The Ebola catastrophe that threatens to be the next deadly pandemic is entirely unleashed by capitalism and will be a holocaust against the poor.
It is a product of environmental destruction, overcrowding, hunger and the absence of public health infrastructure – exacerbated by years of war.
The virus is not new and has been extensively studied for nearly 40 years, not least because it’s first appearance in 1976 in Southern Sudan and then in Congo (from whose Ebola river it gets it’s name) was suspected of being a Cold War biological plot by the respective rival super powers.
It is one of a range of Haemorrhagic Fever viruses to have dwelt harmlessly in their hosts in deep forest interiors that have crossed the species barrier as environmental exploitation for logging and minerals brings them into closer contact with humans.
Previous outbreaks of virulent diseases like Ebola or Marburg virus (more familiar as Green Monkey disease) have occurred in small isolated communities and have been ruthlessly quarantined to burn themselves out, often by the affected communities themselves. But war and commercial interest have rapidly increased urban migration and populations living in large shanty towns. Poor in income and food choices, many are dependent on the trade in ‘bush meats’ to eat, increasing contact with host species. In the case of this outbreak, the trade in Fruit Bat meat, a known host of the virus, is seen as the most likely cause.
Now, poverty, combined with overcrowding and poor sanitation have turned what might previously have burned out into a raging firestorm – with very few people to fight the fire. Liberia had just 100 medical doctors at the beginning of the outbreak and the medical charity Medicins Sans Frontieres (MSF) has borne the brunt, with the help of local largely unqualified volunteers. This has been the case in Guinea and Sierra Leone too.
It is the scale of this challenge versus the paucity of resources that has led to the abandonment of well established protocols for responding to an outbreak. And it has come as no surprise. In May, MSF made clear they were overwhelmed and that neither they nor the governments of the affected countries could contain or treat the epidemics. They had indicated in March that this point would soon be reached.
Seven months later we prepare for its imminent arrival in the world outside Africa, shutting the stable door after the horse has bolted.
The World Health Organisation and United Nations appear to have woken up – but they are not benign third parties, they are effectively the international organs of the wealthy major powers. While promises and preparations begin for an effective response, infection rates are rising exponentially, doubling every 3 weeks. Numbers in West Africa, as more countries in the region report cases ( notably Nigeria, Africa’s largest economy), are expected to rise from the current 10,000 to nearly 1,500,000 early next year.
Care currently, where it’s provided, is palliative – there is no available treatment or vaccine. If people survive long enough through feeding and hydration, their immune systems begin to fight back and may beat the virus. 50% will survive. Where this care isn’t available, mortality soars to 70-80%. The maths is not rocket science.

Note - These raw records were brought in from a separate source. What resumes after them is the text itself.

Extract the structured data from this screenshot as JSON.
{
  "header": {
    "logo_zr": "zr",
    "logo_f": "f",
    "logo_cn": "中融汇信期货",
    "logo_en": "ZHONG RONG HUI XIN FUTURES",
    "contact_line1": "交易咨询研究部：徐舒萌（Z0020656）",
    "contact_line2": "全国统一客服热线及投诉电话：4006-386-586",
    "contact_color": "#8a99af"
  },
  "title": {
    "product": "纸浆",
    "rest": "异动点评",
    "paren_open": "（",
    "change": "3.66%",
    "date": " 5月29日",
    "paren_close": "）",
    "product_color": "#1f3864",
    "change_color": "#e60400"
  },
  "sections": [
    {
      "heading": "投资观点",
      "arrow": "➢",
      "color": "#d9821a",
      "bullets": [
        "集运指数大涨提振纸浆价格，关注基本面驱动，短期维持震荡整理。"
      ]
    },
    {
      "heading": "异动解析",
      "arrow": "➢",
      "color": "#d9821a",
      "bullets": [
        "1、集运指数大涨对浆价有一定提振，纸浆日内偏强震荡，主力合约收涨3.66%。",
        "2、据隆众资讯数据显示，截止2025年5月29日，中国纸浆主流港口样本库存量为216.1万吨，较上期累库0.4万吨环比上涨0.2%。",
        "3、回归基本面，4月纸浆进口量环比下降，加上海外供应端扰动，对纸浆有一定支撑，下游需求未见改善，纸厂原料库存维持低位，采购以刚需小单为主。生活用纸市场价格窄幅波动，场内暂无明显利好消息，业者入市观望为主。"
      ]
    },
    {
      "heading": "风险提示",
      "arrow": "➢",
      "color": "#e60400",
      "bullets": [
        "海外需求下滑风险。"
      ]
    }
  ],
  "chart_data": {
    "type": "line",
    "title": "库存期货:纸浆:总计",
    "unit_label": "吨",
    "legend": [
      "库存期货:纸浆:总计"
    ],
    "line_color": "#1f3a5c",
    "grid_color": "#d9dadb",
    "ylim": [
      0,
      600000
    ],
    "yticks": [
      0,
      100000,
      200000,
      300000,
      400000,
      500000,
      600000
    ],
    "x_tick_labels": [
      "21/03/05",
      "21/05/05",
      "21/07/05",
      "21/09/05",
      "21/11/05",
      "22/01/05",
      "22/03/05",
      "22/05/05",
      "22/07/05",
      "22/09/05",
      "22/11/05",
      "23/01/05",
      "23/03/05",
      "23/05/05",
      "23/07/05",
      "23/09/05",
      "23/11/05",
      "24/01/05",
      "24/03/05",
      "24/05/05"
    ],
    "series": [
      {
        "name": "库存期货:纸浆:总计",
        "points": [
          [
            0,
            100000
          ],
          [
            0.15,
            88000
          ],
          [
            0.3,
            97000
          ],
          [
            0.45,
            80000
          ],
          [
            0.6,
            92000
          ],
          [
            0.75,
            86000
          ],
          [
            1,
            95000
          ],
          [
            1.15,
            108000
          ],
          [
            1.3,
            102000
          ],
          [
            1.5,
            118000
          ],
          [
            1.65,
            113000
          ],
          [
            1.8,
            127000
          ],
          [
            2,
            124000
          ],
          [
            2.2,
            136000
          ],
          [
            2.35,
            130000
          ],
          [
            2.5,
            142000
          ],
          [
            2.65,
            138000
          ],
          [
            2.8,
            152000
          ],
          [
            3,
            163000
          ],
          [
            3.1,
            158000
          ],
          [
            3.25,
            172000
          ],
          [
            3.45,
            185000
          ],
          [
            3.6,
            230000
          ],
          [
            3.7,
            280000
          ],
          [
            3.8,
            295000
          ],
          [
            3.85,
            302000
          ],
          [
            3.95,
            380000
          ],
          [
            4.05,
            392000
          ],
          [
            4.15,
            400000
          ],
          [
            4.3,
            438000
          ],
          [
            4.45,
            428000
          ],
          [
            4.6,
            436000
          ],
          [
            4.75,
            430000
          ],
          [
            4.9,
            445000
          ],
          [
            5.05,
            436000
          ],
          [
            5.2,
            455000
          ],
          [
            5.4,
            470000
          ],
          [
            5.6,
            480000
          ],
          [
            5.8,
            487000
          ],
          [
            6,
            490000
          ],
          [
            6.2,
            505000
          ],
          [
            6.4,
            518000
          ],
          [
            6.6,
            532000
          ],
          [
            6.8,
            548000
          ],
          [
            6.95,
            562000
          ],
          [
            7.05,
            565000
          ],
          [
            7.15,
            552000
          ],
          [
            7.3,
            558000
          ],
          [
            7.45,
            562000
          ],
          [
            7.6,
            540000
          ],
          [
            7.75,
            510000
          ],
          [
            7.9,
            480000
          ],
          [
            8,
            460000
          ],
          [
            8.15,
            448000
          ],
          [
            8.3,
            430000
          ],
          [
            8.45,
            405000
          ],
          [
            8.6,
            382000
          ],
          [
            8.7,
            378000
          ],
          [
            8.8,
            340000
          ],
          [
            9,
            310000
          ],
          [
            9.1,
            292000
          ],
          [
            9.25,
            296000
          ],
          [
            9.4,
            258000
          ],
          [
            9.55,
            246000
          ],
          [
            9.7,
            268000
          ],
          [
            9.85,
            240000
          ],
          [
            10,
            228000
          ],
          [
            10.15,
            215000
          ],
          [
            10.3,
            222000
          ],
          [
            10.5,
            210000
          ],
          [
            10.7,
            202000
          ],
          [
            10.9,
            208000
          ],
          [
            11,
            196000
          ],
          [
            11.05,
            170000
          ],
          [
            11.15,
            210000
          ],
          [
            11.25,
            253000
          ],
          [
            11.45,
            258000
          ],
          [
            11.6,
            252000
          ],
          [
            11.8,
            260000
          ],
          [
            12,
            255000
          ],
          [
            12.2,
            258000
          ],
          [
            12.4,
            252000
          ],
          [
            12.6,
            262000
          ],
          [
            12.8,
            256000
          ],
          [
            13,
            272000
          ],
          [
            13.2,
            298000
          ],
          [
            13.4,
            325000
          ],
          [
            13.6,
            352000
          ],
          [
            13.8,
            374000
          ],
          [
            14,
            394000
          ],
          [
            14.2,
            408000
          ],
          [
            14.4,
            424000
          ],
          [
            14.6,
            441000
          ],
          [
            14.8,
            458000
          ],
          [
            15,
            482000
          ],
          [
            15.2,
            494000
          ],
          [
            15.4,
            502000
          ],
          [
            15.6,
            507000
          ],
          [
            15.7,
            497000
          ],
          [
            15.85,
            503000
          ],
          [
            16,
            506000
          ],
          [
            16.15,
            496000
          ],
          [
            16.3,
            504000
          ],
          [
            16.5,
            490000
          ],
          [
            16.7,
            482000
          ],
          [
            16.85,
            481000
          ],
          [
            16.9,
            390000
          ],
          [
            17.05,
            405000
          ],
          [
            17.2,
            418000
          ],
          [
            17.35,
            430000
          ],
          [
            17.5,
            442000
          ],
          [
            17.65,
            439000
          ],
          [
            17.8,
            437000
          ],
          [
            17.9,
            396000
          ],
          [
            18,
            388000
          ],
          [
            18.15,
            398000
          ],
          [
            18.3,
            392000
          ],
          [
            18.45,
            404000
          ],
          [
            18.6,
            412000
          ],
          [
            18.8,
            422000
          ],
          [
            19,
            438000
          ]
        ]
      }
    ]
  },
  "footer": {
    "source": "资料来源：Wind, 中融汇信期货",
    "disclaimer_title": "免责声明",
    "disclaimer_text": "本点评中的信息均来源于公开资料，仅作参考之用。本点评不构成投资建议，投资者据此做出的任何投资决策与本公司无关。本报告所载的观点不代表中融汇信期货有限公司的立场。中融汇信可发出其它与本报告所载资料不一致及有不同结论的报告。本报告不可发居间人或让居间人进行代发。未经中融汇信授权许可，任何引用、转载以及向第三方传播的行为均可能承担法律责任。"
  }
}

Comparisons of scale and proportionality are erroneously being draw with other major global killers like Malaria and HIV, but these are diversions that don’t stand up to scrutiny.
Malaria kills nearly a million people a year with perhaps 200 ,000,000 cases. On the face of it, Ebola seems negligible. But malaria is a known quantity and people with malaria do not go on to infect twice their number every 3 weeks.
HIV began as a cross species infection, probably in the 1950’s. Its asymptomatic phase is around 10 years and while it can be specifically transmitted, it is not infectious passing through ordinary human contact.
There is however one striking parallel – those who these diseases kill are overwhelming the worlds poorest people, and as with Ebola, the rich world belatedly responded when its own interests of commerce and profit where threatened.
It took 15 years for effective HIV treatments to emerge following the first reported cases, a luxurious time scale compared to Ebola.
Poor people, black people, cheap labour, capitalism’s ‘variable capital’ is seen as expendable. But now the developed world’s trade, profit and security interests are directly affected, and capitalism belatedly responds. Its self interest is always short term and this greedy self interest now confronts us with a potential crisis of unimaginable proportions.
Africa is portrayed as a continent in perpetual crisis – those portraying it as such seldom own up to being the cause. As the state managers of capital prepare to pull up the drawbridge and impose their own forms of self interested quarantine, millions in Africa will be left to die.
Governments are already using this, as with the other monsters they have created (the war on terror, recession and debt) to cow and intimidate us into compliance and submission – if we let them!
Even when this slaughter has been stopped or burned out, the ruthless exploitation of the planet and its people for profit has more doors to catastrophe to open to enrich the few at the expense of the rest of us. Our struggle against it is literally a mater of life or death. Its eradication or ours.